Not to stop athletes from making money. That fight is over. College sports is not going back to the old model.

What the NCAA, conferences and athletic directors increasingly want is the legal authority to collectively agree on rules — transfer limits, roster sizes, eligibility structures, NIL enforcement and revenue-sharing systems without every agreement immediately ending up in federal court. Think of it as asking Congress for a carve-out similar to the one Major League Baseball has operated under since 1922, an exemption that allows a sport to set and enforce its own structures without every rule being challenged as an illegal restraint of trade.

In simple terms, they want the power to regulate the marketplace that replaced the old NCAA system.

Supporters argue some level of legal protection is necessary if college sports is going to maintain any coherent national structure at all. Without it, they fear every significant rule will eventually be challenged in court. Critics see something much different: billion-dollar college sports entities asking Congress for permission to collectively limit athlete compensation and mobility, after decades of exploding coaching salaries, massive television contracts and facility spending.

After decades of trying to stop professionalism in college athletics, the NCAA has left itself in no position to regulate it. That's a problem. Now the association is facing questions over governance, enforcement and economic control, in fact, who gets to make the rules, who enforces them, and whether those rules can survive in court.

Congress has spent years circling those questions without delivering a solution. Earlier this year, the NCAA-backed SCORE Act stalled in the House before reaching a vote. Opposition from members of the Congressional Black Caucus — tied in part to broader concerns involving voting-rights issues and political policies in several Southeastern states — helped derail the bill despite support from many college sports leaders.
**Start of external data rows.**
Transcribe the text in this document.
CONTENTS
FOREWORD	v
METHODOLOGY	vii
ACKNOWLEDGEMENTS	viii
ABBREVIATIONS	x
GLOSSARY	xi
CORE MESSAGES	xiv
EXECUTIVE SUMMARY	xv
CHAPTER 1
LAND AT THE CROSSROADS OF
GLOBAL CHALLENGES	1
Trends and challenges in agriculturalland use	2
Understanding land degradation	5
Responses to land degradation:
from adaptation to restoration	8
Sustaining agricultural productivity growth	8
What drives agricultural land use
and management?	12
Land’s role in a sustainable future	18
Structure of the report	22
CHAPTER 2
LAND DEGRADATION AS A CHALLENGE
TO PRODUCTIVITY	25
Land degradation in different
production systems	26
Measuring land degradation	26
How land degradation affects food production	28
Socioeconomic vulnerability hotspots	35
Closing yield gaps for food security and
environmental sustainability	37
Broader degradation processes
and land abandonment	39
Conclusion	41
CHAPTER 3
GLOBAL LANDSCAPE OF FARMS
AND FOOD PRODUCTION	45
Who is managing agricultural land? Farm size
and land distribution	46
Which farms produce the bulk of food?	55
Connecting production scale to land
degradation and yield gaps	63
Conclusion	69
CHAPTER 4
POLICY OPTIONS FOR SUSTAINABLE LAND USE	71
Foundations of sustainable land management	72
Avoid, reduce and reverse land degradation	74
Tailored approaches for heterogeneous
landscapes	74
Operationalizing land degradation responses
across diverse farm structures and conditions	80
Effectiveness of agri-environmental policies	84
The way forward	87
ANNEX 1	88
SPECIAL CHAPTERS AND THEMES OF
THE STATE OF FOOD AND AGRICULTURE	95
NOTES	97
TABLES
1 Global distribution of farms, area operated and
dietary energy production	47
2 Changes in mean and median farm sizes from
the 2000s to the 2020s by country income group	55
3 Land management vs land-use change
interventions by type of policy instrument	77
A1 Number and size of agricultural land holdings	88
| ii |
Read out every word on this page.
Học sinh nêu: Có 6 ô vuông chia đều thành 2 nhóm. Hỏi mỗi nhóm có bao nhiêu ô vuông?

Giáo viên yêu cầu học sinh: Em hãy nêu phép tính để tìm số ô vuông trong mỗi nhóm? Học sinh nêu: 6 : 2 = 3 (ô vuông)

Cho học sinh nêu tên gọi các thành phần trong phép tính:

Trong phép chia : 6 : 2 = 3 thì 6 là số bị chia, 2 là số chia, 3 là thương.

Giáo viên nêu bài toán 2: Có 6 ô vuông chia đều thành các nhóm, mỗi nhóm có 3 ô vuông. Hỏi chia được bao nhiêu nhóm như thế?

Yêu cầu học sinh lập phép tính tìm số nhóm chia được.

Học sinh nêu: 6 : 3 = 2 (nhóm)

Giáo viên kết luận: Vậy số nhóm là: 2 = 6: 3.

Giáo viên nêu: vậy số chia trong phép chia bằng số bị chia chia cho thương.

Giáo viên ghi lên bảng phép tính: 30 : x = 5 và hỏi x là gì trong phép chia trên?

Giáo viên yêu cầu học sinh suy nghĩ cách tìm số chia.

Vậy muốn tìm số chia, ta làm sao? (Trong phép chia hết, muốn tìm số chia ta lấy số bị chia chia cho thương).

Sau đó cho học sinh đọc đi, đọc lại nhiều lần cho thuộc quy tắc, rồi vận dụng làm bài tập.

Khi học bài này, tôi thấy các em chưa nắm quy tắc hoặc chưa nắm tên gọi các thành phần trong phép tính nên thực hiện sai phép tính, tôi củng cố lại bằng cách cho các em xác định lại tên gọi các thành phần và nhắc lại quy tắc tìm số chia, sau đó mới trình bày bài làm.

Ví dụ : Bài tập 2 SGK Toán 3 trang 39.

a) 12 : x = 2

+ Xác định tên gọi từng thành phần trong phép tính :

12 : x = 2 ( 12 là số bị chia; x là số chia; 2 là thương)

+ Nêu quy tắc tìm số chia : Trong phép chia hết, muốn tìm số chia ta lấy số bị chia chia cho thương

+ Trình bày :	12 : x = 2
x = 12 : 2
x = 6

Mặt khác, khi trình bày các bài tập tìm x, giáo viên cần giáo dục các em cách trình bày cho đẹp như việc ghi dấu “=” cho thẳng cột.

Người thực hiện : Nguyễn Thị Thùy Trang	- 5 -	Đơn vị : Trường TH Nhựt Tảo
Now a new bipartisan Senate proposal backed by Sens. Ted Cruz and Maria Cantwell is expected to emerge soon, a sign that the push for a national framework hasn't slowed even as the political path remains uncertain.

And looming behind the entire debate is a larger possibility increasingly hinted at by conference commissioners themselves: if Congress cannot stabilize the system nationally, the richest conferences may eventually stop waiting.

The SEC and Big Ten already generate television revenue far beyond most of college athletics. Increasingly, they sound less like NCAA members and more like economic superpowers considering whether they still need centralized NCAA governance at all.

Antitrust protection from Congress is one possible path forward. Self-governance by the wealthiest leagues may be the other.

The question of whether athletes should be paid has largely been answered already. The question now is who controls the marketplace that emerged afterward.

It is nowhere close to being settled.